Whats the difference between a wood & coal stove?

65 degrees F. minus the days average temperature (in degrees F.) = Heating Degree Days (HDD)

The easiest way to calculate it (not exact) is:

65 - [(Days High Temp + Days Low Temp)/2] = HDD

Example:

Days high temp = 20 degrees F.
Days low temp = 5 degrees F.

65 - [(20 + 5)/2] = 52.5 HDD's

I find that the calculation as done above is improved overall by multiplying by a kludge (or fudge) factor of roughly 1.06, and I believe this is so because in the depths of the winter there are fewer daylight hours than dark hours in a day, and you are trying to estimate the days average temperature from only two data points (days high and days low).

Therefore, an improvement to the above formula (with admittedly an empirical kludge, also not exact) is:

(65 - [(Days High Temp + Days Low Temp)/2]) x 1.06 = HDD

The kludge bumps up the heating degree days for the example day above to 52.5 x 1.06 = 55.7 HDD's

In my case I would expect to burn 1.57lbs/HDD x 55.7 HDD's = 87.5 lbs. of coal for the example day.

Or you can just go here: http://www.degreedays.net/

***The company I work for uses HDD's to estimate its monthly heat bill, and to keep the energy company honest.***
*** Your energy company uses monthly HDD's to compute your bill when they send you an estimated rather than an actual monthly bill. ***

Oh wow, thank you for the detailed explanation I think this winter I will use that formula to calculate coal usage.. I agree with the "Kludge" factor since HI and Low temps don't represent a true average for the day lol... Thats very interesting!

Um but the 65 degree base.... Shouldn't that be the temp you keep your house at? I run my house 75 degrees

Official HDD's are based at 65 degrees, but you are free to base as you see fit. Perhaps you will get even higher correlation of coal to HDD's in so doing?
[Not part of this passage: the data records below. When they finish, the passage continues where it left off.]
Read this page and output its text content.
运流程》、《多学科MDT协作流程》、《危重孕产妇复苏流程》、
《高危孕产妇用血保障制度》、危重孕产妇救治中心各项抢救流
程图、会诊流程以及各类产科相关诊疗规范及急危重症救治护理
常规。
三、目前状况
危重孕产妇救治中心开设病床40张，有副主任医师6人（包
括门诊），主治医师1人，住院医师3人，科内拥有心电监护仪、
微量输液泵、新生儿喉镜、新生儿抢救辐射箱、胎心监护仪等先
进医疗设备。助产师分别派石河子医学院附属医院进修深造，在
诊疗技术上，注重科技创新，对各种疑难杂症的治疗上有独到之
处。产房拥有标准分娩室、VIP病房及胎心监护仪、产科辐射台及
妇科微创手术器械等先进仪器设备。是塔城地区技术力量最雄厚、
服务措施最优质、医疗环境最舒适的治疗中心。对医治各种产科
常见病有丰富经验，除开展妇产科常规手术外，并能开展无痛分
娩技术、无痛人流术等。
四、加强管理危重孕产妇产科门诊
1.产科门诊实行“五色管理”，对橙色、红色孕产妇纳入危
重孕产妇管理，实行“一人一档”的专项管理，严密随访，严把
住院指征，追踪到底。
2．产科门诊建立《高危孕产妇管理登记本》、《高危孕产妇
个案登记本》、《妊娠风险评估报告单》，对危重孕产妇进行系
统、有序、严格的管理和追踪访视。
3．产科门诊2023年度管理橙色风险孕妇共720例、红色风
The average temperature for the day is an integration function. The more data points, the better you can simulate this integration. 24 hourly temperature points summed and then divided by 24 would get you rather close overall. I choose to make it as simple as I can, and I reduce it to but two data points (using data that is readily available), accepting the error that this inevitably brings to the calculated HDD.